In discussing the importance of police presence and the patrol function, Lehman writes: “The more credible a threat, the less likely it is to be carried out. In the criminal-justice world, the effectiveness of deterrence is thought to be partly a function of certainty: the more likely you are to be caught, the less likely you are to do the crime. Counterintuitively, that also means that more cops walking the beat can lead to fewer arrests, because criminals wind up proactively deterred. As the late scholar Mark Kleiman argued, deterrence lets us have both less crime and less punishment.”
Lehman then makes a connection between the power of informal social control within a community and formal police efforts. “This same logic, however, is apparent in the relationship between formal and informal methods of public-order maintenance. Communities not only police themselves through networks of informal social relation but also rely on the formal system of law and order as a credible threat that undergirds the informal system. An old lady’s demand that teens stop roughhousing outside her door works only if she has some recourse if they refuse her request; the last recourse is always calling the cops (emphasis added).
In considering the suggestions of some and the position of the defund-the-police advocates, Lehman provides the following caution: “This brings us back to the mistaken notion that strong communities can simply replace police. Informal social control depends upon the threat of formal sanction. Paradoxically, by trying to disempower and delegitimate the police, critics of policing are simultaneously disempowering informal social control by making the threat on which it relies less credible.

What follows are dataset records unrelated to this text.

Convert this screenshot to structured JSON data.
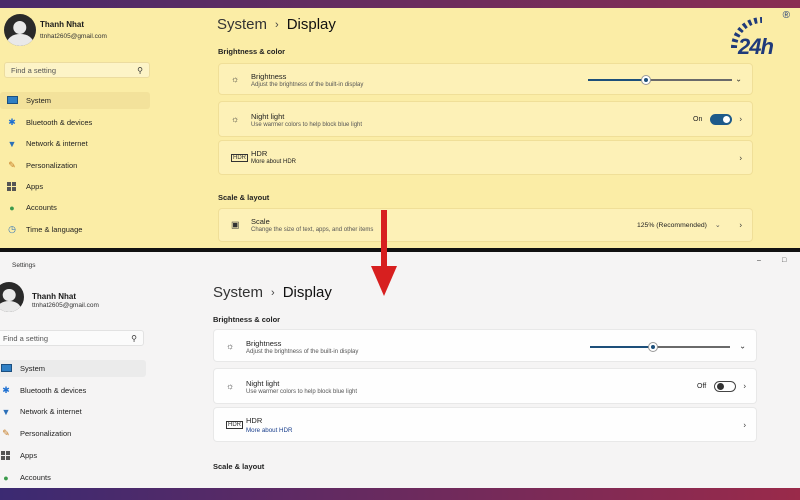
{
  "brand": {
    "logo_text": "24h",
    "registered": "®"
  },
  "colors": {
    "accent": "#1d4f7a",
    "night_tint": "#fbeda6",
    "arrow": "#d71f1f"
  },
  "top": {
    "user": {
      "name": "Thanh Nhat",
      "email": "ttnhat2605@gmail.com"
    },
    "search_placeholder": "Find a setting",
    "nav": [
      {
        "label": "System",
        "icon": "monitor-icon",
        "selected": true
      },
      {
        "label": "Bluetooth & devices",
        "icon": "bluetooth-icon"
      },
      {
        "label": "Network & internet",
        "icon": "wifi-icon"
      },
      {
        "label": "Personalization",
        "icon": "brush-icon"
      },
      {
        "label": "Apps",
        "icon": "apps-icon"
      },
      {
        "label": "Accounts",
        "icon": "person-icon"
      },
      {
        "label": "Time & language",
        "icon": "globe-clock-icon"
      }
    ],
    "breadcrumb": {
      "parent": "System",
      "separator": "›",
      "current": "Display"
    },
    "section_brightness": "Brightness & color",
    "brightness": {
      "title": "Brightness",
      "subtitle": "Adjust the brightness of the built-in display",
      "value": 0.4
    },
    "night_light": {
      "title": "Night light",
      "subtitle": "Use warmer colors to help block blue light",
      "state": "On"
    },
    "hdr": {
      "title": "HDR",
      "link": "More about HDR"
    },
    "section_scale": "Scale & layout",
    "scale": {
      "title": "Scale",
      "subtitle": "Change the size of text, apps, and other items",
      "value": "125% (Recommended)"
    }
  },
  "bottom": {
    "window_title": "Settings",
    "user": {
      "name": "Thanh Nhat",
      "email": "ttnhat2605@gmail.com"
    },
    "search_placeholder": "Find a setting",
    "nav": [
      {
        "label": "System",
        "icon": "monitor-icon",
        "selected": true
      },
      {
        "label": "Bluetooth & devices",
        "icon": "bluetooth-icon"
      },
      {
        "label": "Network & internet",
        "icon": "wifi-icon"
      },
      {
        "label": "Personalization",
        "icon": "brush-icon"
      },
      {
        "label": "Apps",
        "icon": "apps-icon"
      },
      {
        "label": "Accounts",
        "icon": "person-icon"
      }
    ],
    "breadcrumb": {
      "parent": "System",
      "separator": "›",
      "current": "Display"
    },
    "section_brightness": "Brightness & color",
    "brightness": {
      "title": "Brightness",
      "subtitle": "Adjust the brightness of the built-in display",
      "value": 0.45
    },
    "night_light": {
      "title": "Night light",
      "subtitle": "Use warmer colors to help block blue light",
      "state": "Off"
    },
    "hdr": {
      "title": "HDR",
      "link": "More about HDR"
    },
    "section_scale": "Scale & layout"
  }
}
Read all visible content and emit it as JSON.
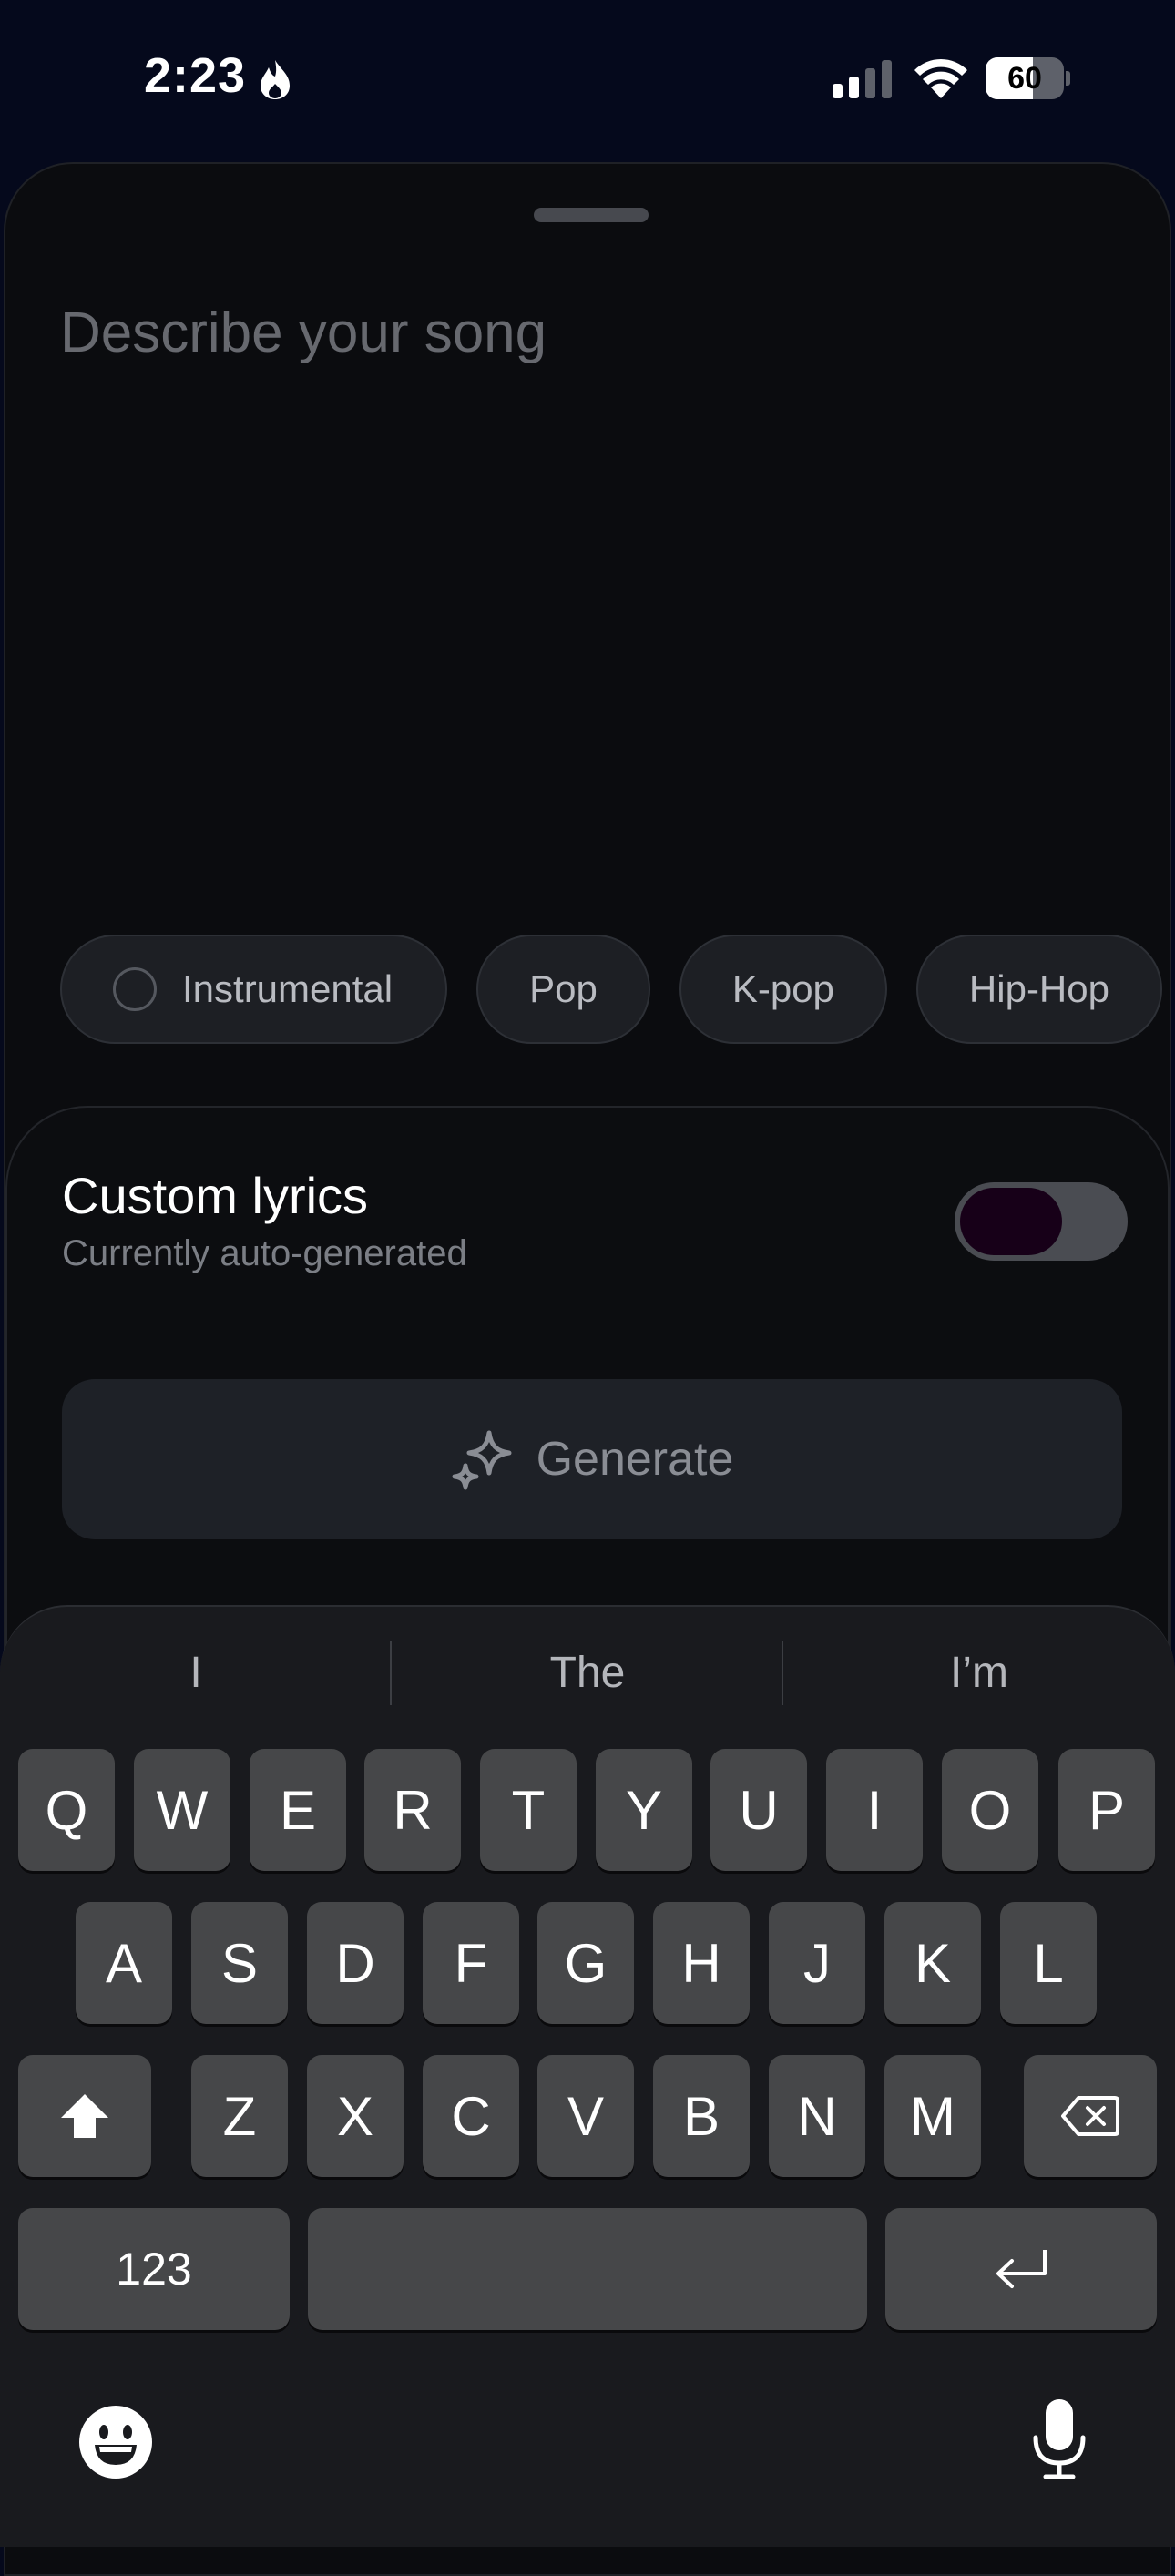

With fewer cops on the beat, neighbors will be asked to shoulder a heavier and heavier burden for maintaining order.” (emphasis added).
In our article, “The Importance of Us: The Failure of Being Cast as Them,” Thomas Lemmer spoke to the essential nature for both the police and the community-at-large to view the police as among the “community of us.” Efforts that seek adherence to the rule of law and constitutional policing strengthen the police-community relationship. However, efforts that seek to divide the police from the community harm the community.